Whenever attempting to build anything with makepkg, i get spam of this on stdout and it fails -->
/usr/share/makepkg/util/pkgbuild.sh: line 31: 53205 Done { declare -f "$1" || declare -f package; } 2> /dev/null
53206 Aborted (core dumped) | grep -E "$2"
Please don't insult the bug wranglers for contributing by telling you to look elsewhere (EDIT: as in, not systemd -- somewhere else on your system!) for your problem rather than chasing wild red herrings based on completely unknowledgeable guesses that distract people from getting to the root of the problem.
If you can figure out what else on your system is causing this problem and it's something we can do about it, then we do want to hear anything you discovered... it's just that I don't believe you will find it by looking at systemd...
grep: gconv_conf.c:506: __gconv_get_path: Assertion `cwd != NULL' failed.
How was your Arch chroot created? Have your stripped any files from it to slim it down?
Thank you for your suggestions.
Although i've tested the RAM and the HDD shows fine, i'm going to take it apart piece by piece and put it all back together and test again.
Logic does state that it's a hardware problem before software (although i wish of course that it is the latter). It's quite rare for a stock CPU to post and install and OS (and fail).
Once i've done all of that and if the issue persists, i'll try Arch Rollback Machine first to see if i can isolate the problem.
Will update this ticket once i have the answers.
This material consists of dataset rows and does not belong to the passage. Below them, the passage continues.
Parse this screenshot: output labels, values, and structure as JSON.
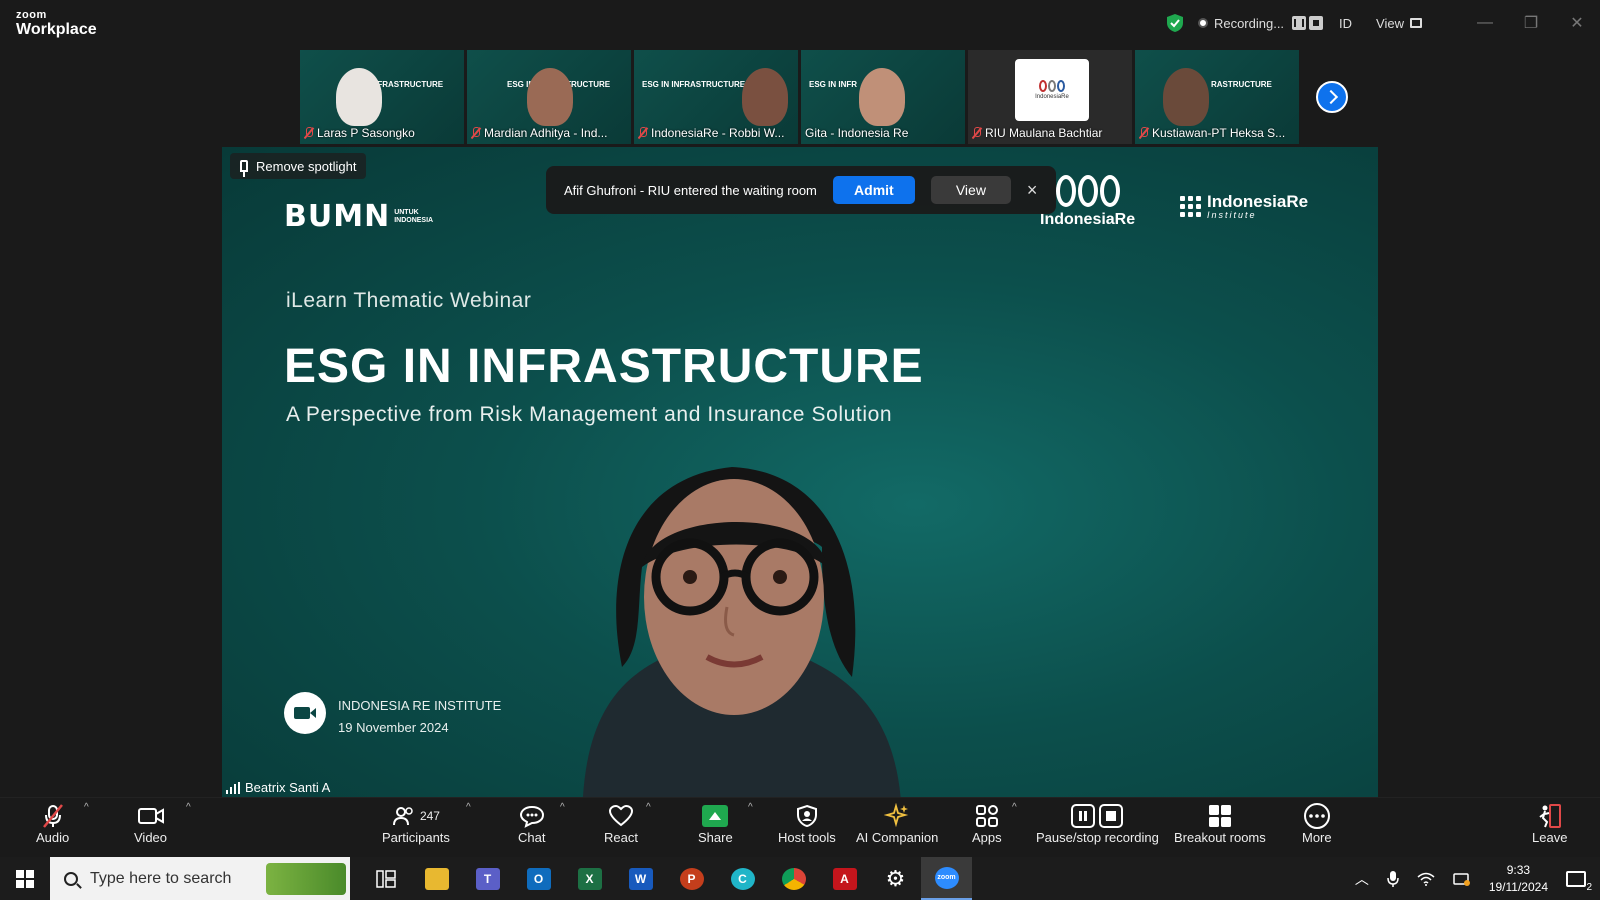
{
  "app": {
    "brand_top": "zoom",
    "brand_bottom": "Workplace"
  },
  "titlebar": {
    "recording": "Recording...",
    "lang": "ID",
    "view": "View"
  },
  "participants_strip": [
    {
      "name": "Laras P Sasongko",
      "slide": "ESG IN INFRASTRUCTURE"
    },
    {
      "name": "Mardian Adhitya - Ind...",
      "slide": "ESG IN INFRASTRUCTURE"
    },
    {
      "name": "IndonesiaRe - Robbi W...",
      "slide": "ESG IN INFRASTRUCTURE"
    },
    {
      "name": "Gita - Indonesia Re",
      "slide": "ESG IN INFR"
    },
    {
      "name": "RIU Maulana Bachtiar",
      "logo": "IndonesiaRe"
    },
    {
      "name": "Kustiawan-PT Heksa S...",
      "slide": "RASTRUCTURE"
    }
  ],
  "stage": {
    "remove_spotlight": "Remove spotlight",
    "bumn_big": "BUMN",
    "bumn_small_1": "UNTUK",
    "bumn_small_2": "INDONESIA",
    "ire_logo": "IndonesiaRe",
    "iri_logo_1": "IndonesiaRe",
    "iri_logo_2": "Institute",
    "subtitle": "iLearn Thematic Webinar",
    "title": "ESG IN INFRASTRUCTURE",
    "tagline": "A Perspective from Risk Management and Insurance Solution",
    "institute": "INDONESIA RE INSTITUTE",
    "date": "19 November 2024",
    "speaker": "Beatrix Santi A"
  },
  "waiting_room": {
    "message": "Afif Ghufroni - RIU entered the waiting room",
    "admit": "Admit",
    "view": "View",
    "close": "×"
  },
  "toolbar": {
    "audio": "Audio",
    "video": "Video",
    "participants": "Participants",
    "participants_count": "247",
    "chat": "Chat",
    "react": "React",
    "share": "Share",
    "host_tools": "Host tools",
    "ai_companion": "AI Companion",
    "apps": "Apps",
    "pause_stop": "Pause/stop recording",
    "breakout": "Breakout rooms",
    "more": "More",
    "leave": "Leave"
  },
  "taskbar": {
    "search_placeholder": "Type here to search",
    "time": "9:33",
    "date": "19/11/2024",
    "notif_count": "2"
  },
  "colors": {
    "accent": "#0e72ed",
    "share": "#1fa84f",
    "leave": "#e04848",
    "stage": "#0c4f4c"
  }
}
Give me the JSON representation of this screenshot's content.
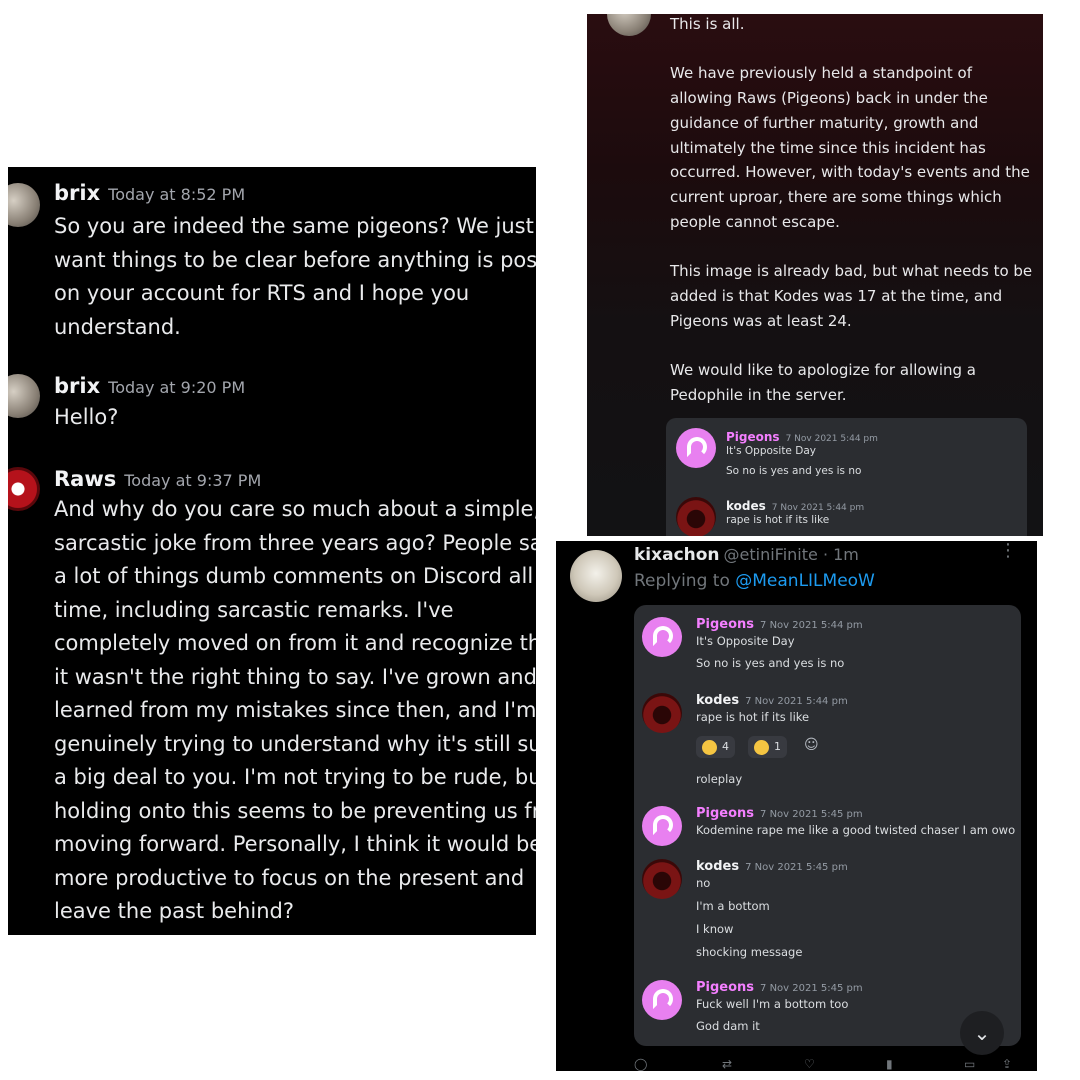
{
  "left_chat": {
    "messages": [
      {
        "user": "brix",
        "time": "Today at 8:52 PM",
        "lines": [
          "So you are indeed the same pigeons? We just",
          "want things to be clear before anything is poste",
          "on your account for RTS and I hope you",
          "understand."
        ]
      },
      {
        "user": "brix",
        "time": "Today at 9:20 PM",
        "lines": [
          "Hello?"
        ]
      },
      {
        "user": "Raws",
        "time": "Today at 9:37 PM",
        "lines": [
          "And why do you care so much about a simple,",
          "sarcastic joke from three years ago? People say",
          "a lot of things dumb comments on Discord all th",
          "time, including sarcastic remarks. I've",
          "completely moved on from it and recognize that",
          "it wasn't the right thing to say. I've grown and",
          "learned from my mistakes since then, and I'm",
          "genuinely trying to understand why it's still such",
          "a big deal to you. I'm not trying to be rude, but",
          "holding onto this seems to be preventing us fron",
          "moving forward. Personally, I think it would be",
          "more productive to focus on the present and",
          "leave the past behind?"
        ]
      }
    ]
  },
  "announcement": {
    "lines": [
      "This is all.",
      "We have previously held a standpoint of",
      "allowing Raws (Pigeons) back in under the",
      "guidance of further maturity, growth and",
      "ultimately the time since this incident has",
      "occurred. However, with today's events and the",
      "current uproar, there are some things which",
      "people cannot escape.",
      "This image is already bad, but what needs to be",
      "added is that Kodes was 17 at the time, and",
      "Pigeons was at least 24.",
      "We would like to apologize for allowing a",
      "Pedophile in the server."
    ],
    "quote": [
      {
        "user": "Pigeons",
        "time": "7 Nov 2021 5:44 pm",
        "lines": [
          "It's Opposite Day",
          "So no is yes and yes is no"
        ]
      },
      {
        "user": "kodes",
        "time": "7 Nov 2021 5:44 pm",
        "lines": [
          "rape is hot if its like"
        ]
      }
    ]
  },
  "tweet": {
    "name": "kixachon",
    "handle": "@etiniFinite · 1m",
    "replying_prefix": "Replying to",
    "replying_to": "@MeanLILMeoW",
    "more_icon": "⋮",
    "messages": [
      {
        "user": "Pigeons",
        "time": "7 Nov 2021 5:44 pm",
        "lines": [
          "It's Opposite Day",
          "So no is yes and yes is no"
        ]
      },
      {
        "user": "kodes",
        "time": "7 Nov 2021 5:44 pm",
        "lines": [
          "rape is hot if its like"
        ]
      },
      {
        "user": "Pigeons",
        "time": "7 Nov 2021 5:45 pm",
        "lines": [
          "Kodemine rape me like a good twisted chaser I am owo"
        ]
      },
      {
        "user": "kodes",
        "time": "7 Nov 2021 5:45 pm",
        "lines": [
          "no",
          "I'm a bottom",
          "I know",
          "shocking message"
        ]
      },
      {
        "user": "Pigeons",
        "time": "7 Nov 2021 5:45 pm",
        "lines": [
          "Fuck well I'm a bottom too",
          "God dam it"
        ]
      }
    ],
    "reactions": [
      {
        "icon": "neutral-face-emoji",
        "count": "4"
      },
      {
        "icon": "thinking-face-emoji",
        "count": "1"
      }
    ],
    "roleplay": "roleplay",
    "scroll_icon": "⌄"
  }
}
And I don't know if it's possible, but if you got phoronix' test suite installed on it (while live-booted) it should probably be able to stress things enough to shake out hardware issues.
i3 config:
exec --no-startup-id redshift-gtk
exec --no-startup-id blueman-applet
exec --no-startup-id udiskie -t
udiskie.txt (7.4 KiB)
blueman-tray.txt (7.1 KiB)
I haven't been able to reproduce the crashes the original reporter has mentioned with pacman or when compiling software in general. I also tried crashing Chromium and Steam, the logic being that they and Discord are all essentially a Chromium based browser under the hood,
but so far I can't make them crash. I haven't yet tested actual Google Chrome, as opposed to Chromium. Only Discord crashes and only when I'm in a voice call while running a particular game via wine + dxvk, and the i3 system tray needs to be enabled for it too.
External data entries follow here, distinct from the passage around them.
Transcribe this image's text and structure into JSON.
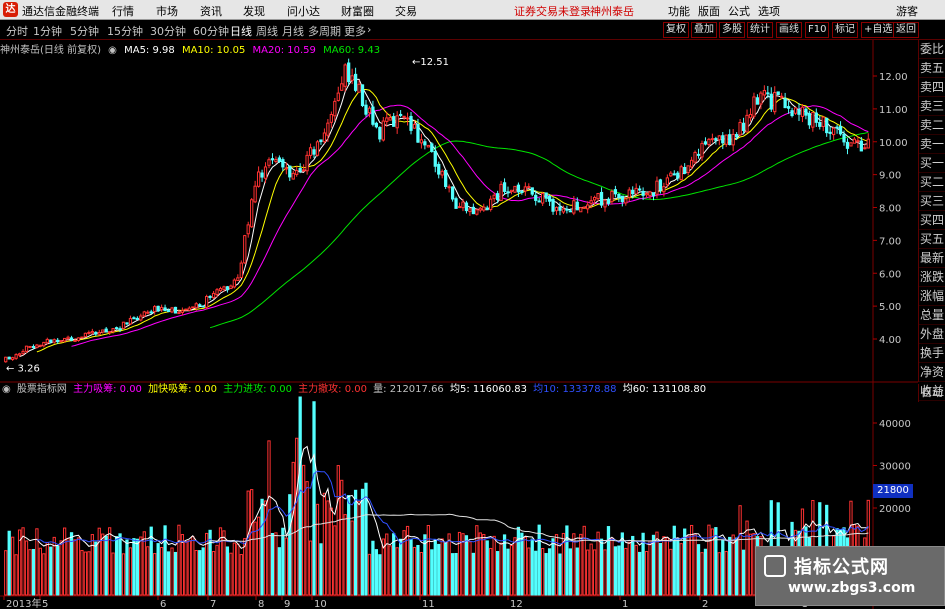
{
  "titlebar": {
    "logo": "达",
    "app_name": "通达信金融终端",
    "menus": [
      "行情",
      "市场",
      "资讯",
      "发现",
      "问小达",
      "财富圈",
      "交易"
    ],
    "warning": "证券交易未登录",
    "stock_name": "神州泰岳",
    "right_menus": [
      "功能",
      "版面",
      "公式",
      "选项"
    ],
    "guest": "游客"
  },
  "toolbar": {
    "periods": [
      "分时",
      "1分钟",
      "5分钟",
      "15分钟",
      "30分钟",
      "60分钟",
      "日线",
      "周线",
      "月线",
      "多周期",
      "更多"
    ],
    "active_period": "日线",
    "right_buttons": [
      "复权",
      "叠加",
      "多股",
      "统计",
      "画线",
      "F10",
      "标记",
      "+自选",
      "返回"
    ]
  },
  "main_legend": {
    "title": "神州泰岳(日线 前复权)",
    "ma5": "MA5: 9.98",
    "ma10": "MA10: 10.05",
    "ma20": "MA20: 10.59",
    "ma60": "MA60: 9.43"
  },
  "price_axis": [
    "12.00",
    "11.00",
    "10.00",
    "9.00",
    "8.00",
    "7.00",
    "6.00",
    "5.00",
    "4.00"
  ],
  "price_annotations": {
    "high": "12.51",
    "low": "3.26"
  },
  "right_panel": [
    "委比",
    "卖五",
    "卖四",
    "卖三",
    "卖二",
    "卖一",
    "买一",
    "买二",
    "买三",
    "买四",
    "买五",
    "最新",
    "涨跌",
    "涨幅",
    "总量",
    "外盘",
    "换手",
    "净资",
    "收益"
  ],
  "auto_button": "自动",
  "sub_legend": {
    "title": "股票指标网",
    "l1": "主力吸筹: 0.00",
    "l2": "加快吸筹: 0.00",
    "l3": "主力进攻: 0.00",
    "l4": "主力撤攻: 0.00",
    "l5": "量: 212017.66",
    "l6": "均5: 116060.83",
    "l7": "均10: 133378.88",
    "l8": "均60: 131108.80"
  },
  "volume_axis": [
    "40000",
    "30000",
    "20000"
  ],
  "volume_box": "21800",
  "date_axis": [
    "2013年",
    "5",
    "6",
    "7",
    "8",
    "9",
    "10",
    "11",
    "12",
    "1",
    "2",
    "3"
  ],
  "watermark": {
    "title": "指标公式网",
    "url": "www.zbgs3.com"
  },
  "colors": {
    "up": "#ff3232",
    "down": "#54ffff",
    "ma5": "#ffffff",
    "ma10": "#ffff00",
    "ma20": "#ff00ff",
    "ma60": "#00e600"
  }
}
Unless someone manages to reproduce the original issues I'd consider these separate.
The mention of filesystem corruption has me worried though, which is why I'm following this. I'll test with Chrome later, but I'm curious if the OP could provide the way in which they managed to crash grep, as seen in the second dump. That might be the easiest way for people to try and reproduce the issue.
Just to point that memtest86 is not enough for testing memories. I had a laptop in 2011 which always passed memtest86 (several passes, lots of hours) with no errors. But firefox, java and mplayer randomly crashed from time to time (although not very frequently). One day gcc also crashed, which pointed me to a memory problem. Despite I'm a programmer, most applications are not big enough to cause gcc to crash. So I tried compiling the linux kernel: it always crashed at some point! Perhaps at 50% of progress, or at 33% or at 90% ... but it crashed and allowed me to easily find the culprit memory module. I repeated again Memtest86 and it did not find any memory problem.
I don't trust memtest86... It is just another test, but not the best memory stress test. Now I always compile kernels for testing memory in a new machine... An high -j parameter did not increased the crash chances, but anyway I have resorted to huge -j values in a recent computer (beyond the hardware threads count) to fill the memory.